Since research suggests only about 6% of quit attempts succeed long-term, the study estimates that at least 100,000 of those who tried will probably succeed. It also found that during the campaign, its national toll-free quit line (1-800-QUIT-NOW) got 132% more calls and its website (www.smokefree.gov) attracted 500,000 more visitors than usual.

What surprised Erika Sward, assistant vice president of national advocacy at the American Lung Association, was the response of non-smokers. The study found that 35.2% talked to friends or family about the dangers of smoking after the campaign compared to 31.9% who did so before it.

“Family support and encouragement is … really paramount,” she says, because “quitting smoking is extraordinarily hard to do.”

McAfee says the 2012 ads cost $54 million, a fraction of what the tobacco industry spends each year on marketing. He says they paid off handsomely. The study estimates that the successful quit attempts added up to a half million “quality” life years to the U.S. population. The CDC says smoking adds $96 billion each year to the U.S. health care tab so quitting saves a lot of money.

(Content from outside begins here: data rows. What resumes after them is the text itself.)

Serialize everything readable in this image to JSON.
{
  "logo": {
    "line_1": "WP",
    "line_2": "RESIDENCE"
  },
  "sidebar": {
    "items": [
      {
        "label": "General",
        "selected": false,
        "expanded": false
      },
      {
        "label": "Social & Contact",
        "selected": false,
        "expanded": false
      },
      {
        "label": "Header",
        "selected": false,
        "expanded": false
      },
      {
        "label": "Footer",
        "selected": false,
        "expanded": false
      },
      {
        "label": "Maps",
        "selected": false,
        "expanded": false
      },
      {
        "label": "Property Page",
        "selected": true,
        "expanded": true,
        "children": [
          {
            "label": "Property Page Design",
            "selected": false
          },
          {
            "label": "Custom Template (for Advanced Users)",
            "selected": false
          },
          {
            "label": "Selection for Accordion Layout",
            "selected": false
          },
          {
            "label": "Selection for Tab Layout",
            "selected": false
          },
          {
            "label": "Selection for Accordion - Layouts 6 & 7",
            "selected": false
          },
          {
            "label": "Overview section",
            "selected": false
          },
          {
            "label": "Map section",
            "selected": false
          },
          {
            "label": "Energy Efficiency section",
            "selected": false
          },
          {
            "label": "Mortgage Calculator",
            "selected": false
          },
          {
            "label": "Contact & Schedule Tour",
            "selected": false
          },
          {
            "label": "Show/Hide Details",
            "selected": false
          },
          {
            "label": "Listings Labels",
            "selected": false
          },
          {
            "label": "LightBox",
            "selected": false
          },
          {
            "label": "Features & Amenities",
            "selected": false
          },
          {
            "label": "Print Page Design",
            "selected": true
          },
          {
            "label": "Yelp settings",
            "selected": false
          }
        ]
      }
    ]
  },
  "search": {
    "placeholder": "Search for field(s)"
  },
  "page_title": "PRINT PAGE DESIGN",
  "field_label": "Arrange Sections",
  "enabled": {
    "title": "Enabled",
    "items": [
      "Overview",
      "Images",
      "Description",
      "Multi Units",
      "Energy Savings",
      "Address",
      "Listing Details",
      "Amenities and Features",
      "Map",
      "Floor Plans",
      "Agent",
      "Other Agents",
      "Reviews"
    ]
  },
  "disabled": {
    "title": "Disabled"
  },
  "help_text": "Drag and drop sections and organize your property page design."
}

CDC’s campaign could serve as a model to low-income and middle-income countries that are facing tobacco epidemics such as China, India, Bangladesh, Egypt, Indonesia and Russia, according to a commentary by three Chinese researchers at the Beijing Chao-Yang Hospital that was published in the same issue of The Lancet.

“In developing countries such as China, doubts remain about the harms of tobacco,” writes Dan Xiao and two colleagues, noting a study that found three-quarters of adults in China were not fully aware of its risks. They suggest China’s government increase tobacco taxes and finance anti-smoking ads.

Which device is most likely to help smokers quit? A study published Saturday, also inThe Lancet, found that electronic cigarettes work about as well as nicotine patches. After three months of using these cessation methods, a six-month followup found that 7.3% of e-cigarette users were still not smoking compared to 5.8% of patch users. The authors, led by Chris Bullen of the University of Auckland in New Zealand, said the difference was not statistically significant.